SorelTracy Magazine - Lundi, 27 mai 2024

Mercredi 3 mai, 2023

Sondage réalisé auprès du personnel de soutien des centres de services scolaires de la Montérégie

Selon La FEESP-CSN, le personnel de soutien scolaire veut quitter en grand nombre

(La Fédération des employées et employés de services publics (FEESP-CSN), Brossard, le 3 mai 2023) – Au mois de janvier dernier, les employé-es de soutien du Centre de services scolaires de Sorel-Tracy, du Centre de services scolaires des Hautes-Rivières et du Centre de services de la Vallée-des-Tisserands ont répondu à un sondage du secteur scolaire de la Fédération des employées et employés de services publics (FEESP-CSN). Le sondage s’adressait au personnel de soutien et portait sur leur réalité des six derniers mois.

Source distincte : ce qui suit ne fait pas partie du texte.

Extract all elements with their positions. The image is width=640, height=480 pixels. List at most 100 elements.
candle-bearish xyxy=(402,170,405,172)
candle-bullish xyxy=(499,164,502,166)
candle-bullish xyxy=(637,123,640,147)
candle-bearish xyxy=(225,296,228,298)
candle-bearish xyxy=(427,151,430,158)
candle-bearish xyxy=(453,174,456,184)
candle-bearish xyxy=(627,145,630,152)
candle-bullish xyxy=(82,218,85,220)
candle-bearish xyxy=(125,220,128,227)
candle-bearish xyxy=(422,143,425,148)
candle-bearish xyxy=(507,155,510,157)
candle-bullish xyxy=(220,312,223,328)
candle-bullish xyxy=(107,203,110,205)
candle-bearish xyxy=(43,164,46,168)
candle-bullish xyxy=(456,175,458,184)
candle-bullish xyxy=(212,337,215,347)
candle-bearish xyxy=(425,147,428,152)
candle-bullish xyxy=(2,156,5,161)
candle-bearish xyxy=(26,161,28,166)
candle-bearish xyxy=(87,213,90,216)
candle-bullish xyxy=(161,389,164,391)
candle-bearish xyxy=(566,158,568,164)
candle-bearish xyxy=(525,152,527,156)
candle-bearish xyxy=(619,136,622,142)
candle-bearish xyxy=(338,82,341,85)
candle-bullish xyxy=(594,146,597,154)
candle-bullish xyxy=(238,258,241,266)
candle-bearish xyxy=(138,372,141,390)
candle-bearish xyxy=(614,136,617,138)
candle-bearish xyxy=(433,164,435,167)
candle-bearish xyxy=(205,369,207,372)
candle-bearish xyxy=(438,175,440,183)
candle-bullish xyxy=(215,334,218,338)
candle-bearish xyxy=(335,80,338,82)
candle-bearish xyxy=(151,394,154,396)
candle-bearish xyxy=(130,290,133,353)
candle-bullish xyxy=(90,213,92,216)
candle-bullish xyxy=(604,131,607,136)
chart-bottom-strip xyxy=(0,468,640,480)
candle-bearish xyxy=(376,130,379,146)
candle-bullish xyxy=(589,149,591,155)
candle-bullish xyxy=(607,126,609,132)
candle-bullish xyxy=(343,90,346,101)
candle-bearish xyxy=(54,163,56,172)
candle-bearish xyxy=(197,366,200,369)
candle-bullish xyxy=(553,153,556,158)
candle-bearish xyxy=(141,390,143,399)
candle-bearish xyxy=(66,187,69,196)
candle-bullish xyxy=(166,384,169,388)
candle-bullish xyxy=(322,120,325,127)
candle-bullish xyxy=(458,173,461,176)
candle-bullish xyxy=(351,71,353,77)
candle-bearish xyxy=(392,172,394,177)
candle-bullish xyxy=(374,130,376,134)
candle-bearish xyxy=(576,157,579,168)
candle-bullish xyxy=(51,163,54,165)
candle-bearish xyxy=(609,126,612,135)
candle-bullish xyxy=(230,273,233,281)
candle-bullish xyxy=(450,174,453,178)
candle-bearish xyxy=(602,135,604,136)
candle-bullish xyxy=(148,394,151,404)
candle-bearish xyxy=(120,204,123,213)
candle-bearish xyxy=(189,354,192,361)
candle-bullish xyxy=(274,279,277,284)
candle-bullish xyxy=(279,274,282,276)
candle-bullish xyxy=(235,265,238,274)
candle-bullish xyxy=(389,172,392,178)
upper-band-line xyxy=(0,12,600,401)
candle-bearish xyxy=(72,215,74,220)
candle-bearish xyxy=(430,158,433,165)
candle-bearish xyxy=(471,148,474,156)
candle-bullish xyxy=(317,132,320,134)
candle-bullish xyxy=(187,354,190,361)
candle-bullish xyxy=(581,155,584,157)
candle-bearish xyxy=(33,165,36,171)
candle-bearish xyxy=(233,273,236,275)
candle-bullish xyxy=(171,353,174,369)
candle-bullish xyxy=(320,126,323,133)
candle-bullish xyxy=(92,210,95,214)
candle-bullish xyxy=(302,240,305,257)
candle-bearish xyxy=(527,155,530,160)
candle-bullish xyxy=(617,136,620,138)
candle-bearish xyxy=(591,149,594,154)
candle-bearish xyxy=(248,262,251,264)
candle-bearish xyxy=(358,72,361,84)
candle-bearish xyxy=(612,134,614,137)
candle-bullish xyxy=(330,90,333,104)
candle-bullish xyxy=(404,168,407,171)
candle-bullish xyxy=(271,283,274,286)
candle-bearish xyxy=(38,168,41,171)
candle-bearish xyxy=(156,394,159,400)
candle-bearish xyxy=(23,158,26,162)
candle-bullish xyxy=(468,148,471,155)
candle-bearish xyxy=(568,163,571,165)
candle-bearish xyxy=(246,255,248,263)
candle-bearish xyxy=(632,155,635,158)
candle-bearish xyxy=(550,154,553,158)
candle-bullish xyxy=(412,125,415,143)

« Les résultats sont inquiétants. Le personnel de soutien scolaire de ces trois centres de services est épuisé, surchargé et victime de violence. Pas étonnant qu’une bonne partie d’entre eux pensent à quitter en grand nombre ! Clairement, les « solutions » patronales unilatérales des dernières années n’ont pas réussi à faciliter leur travail », déclare Annie Charland, présidente du secteur scolaire de la FEESP-CSN, principal regroupement syndical du personnel de soutien au Québec.

Pour le Centre de services scolaires de Sorel-Tracy
« Je suis catastrophée, mais pas étonnée par les résultats. Le quart de nos membres ont répondu. Ce coup de sonde est donc un bon échantillon de ce qui se passe sur le terrain. Et ce n’est pas encourageant. Qu’attend-on pour agir concrètement? Nos gens sont sur les rotules ! », affirme Maggie Bussière, présidente du Syndicat des employées et employés de la commission scolaire Sorel-Tracy.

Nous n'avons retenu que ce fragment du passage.